A model for cascading failures with the probability of failure described as a logistic function.

机构信息

Department of Chemistry and Nanoscience, Ewha Womans University, Seoul, 03760, Republic of Korea.

出版信息

Sci Rep. 2022 Jan 19;12(1):989. doi: 10.1038/s41598-021-04753-z.

Abstract

In most cascading failure models in networks, overloaded nodes are assumed to fail and are removed from the network. However, this is not always the case due to network mitigation measures. Considering the effects of these mitigating measures, we propose a new cascading failure model that describes the probability that an overloaded node fails as a logistic function. By performing numerical simulations of cascading failures on Barabási and Albert (BA) scale-free networks and a real airport network, we compare the results of our model and the established model describing the probability of failure as a linear function. The simulation results show that the difference in the robustness of the two models depends on the initial load distribution and the redistribution of load. We further investigate the conditions of our new model under which the network exhibits the strongest robustness in terms of the load distribution and the network topology.
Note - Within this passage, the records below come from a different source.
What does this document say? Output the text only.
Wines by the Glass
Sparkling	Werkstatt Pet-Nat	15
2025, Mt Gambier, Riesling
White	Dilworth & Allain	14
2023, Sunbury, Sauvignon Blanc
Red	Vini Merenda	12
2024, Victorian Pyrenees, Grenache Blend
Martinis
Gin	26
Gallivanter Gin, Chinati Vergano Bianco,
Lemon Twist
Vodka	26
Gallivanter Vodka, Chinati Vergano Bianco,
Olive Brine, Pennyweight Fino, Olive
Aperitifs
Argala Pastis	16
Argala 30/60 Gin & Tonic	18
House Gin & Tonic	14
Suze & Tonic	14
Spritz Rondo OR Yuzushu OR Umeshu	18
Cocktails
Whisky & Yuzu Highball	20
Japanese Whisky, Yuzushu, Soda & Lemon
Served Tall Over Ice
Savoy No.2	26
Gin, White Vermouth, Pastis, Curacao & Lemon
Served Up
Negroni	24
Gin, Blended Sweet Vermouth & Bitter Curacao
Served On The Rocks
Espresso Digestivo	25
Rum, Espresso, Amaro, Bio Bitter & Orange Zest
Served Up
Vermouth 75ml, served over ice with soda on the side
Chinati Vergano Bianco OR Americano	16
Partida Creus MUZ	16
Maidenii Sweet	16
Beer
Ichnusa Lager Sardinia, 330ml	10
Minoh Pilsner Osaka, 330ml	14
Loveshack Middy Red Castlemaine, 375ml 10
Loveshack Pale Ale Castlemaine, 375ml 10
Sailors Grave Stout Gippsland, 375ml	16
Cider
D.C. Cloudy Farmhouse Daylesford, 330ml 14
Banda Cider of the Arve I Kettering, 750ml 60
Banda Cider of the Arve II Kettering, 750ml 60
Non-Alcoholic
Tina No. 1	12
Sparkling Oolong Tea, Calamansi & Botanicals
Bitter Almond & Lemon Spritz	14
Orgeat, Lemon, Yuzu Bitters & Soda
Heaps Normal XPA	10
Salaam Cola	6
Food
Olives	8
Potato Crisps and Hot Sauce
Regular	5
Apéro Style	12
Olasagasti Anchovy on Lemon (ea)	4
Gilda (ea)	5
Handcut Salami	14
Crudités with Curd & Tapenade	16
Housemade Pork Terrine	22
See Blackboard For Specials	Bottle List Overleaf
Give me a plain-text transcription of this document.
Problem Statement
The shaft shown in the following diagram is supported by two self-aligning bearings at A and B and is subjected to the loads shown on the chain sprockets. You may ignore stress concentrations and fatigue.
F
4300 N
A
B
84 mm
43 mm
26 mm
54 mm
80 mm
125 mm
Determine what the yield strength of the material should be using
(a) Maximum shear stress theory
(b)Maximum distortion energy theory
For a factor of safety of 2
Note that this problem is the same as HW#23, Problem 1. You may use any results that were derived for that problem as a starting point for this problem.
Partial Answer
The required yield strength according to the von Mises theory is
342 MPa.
We find the optimal value for the parameter of the load distribution and demonstrate that the robustness of the network improves as the average degree increases. The results regarding the optimal load distribution are verified by theoretical analysis. This work can be used to develop effective mitigation measures and design networks that are robust to cascading failure phenomena.

摘要

在大多数网络中的级联故障模型中,假设过载节点会失效并从网络中移除。然而,由于网络缓解措施的存在,情况并非总是如此。考虑到这些缓解措施的影响,我们提出了一种新的级联故障模型,该模型将过载节点失效的概率描述为逻辑函数。通过对 Barabási 和 Albert (BA) 无标度网络和真实机场网络上的级联故障进行数值模拟,我们比较了我们的模型和描述失效概率为线性函数的现有模型的结果。模拟结果表明,两种模型的稳健性差异取决于初始负载分布和负载再分配。我们进一步研究了我们的新模型在哪些条件下,根据负载分布和网络拓扑结构,网络表现出最强的稳健性。我们找到了负载分布参数的最优值,并证明了随着平均度数的增加,网络的稳健性会提高。通过理论分析验证了最优负载分布的结果。这项工作可用于开发有效的缓解措施和设计对级联故障现象具有鲁棒性的网络。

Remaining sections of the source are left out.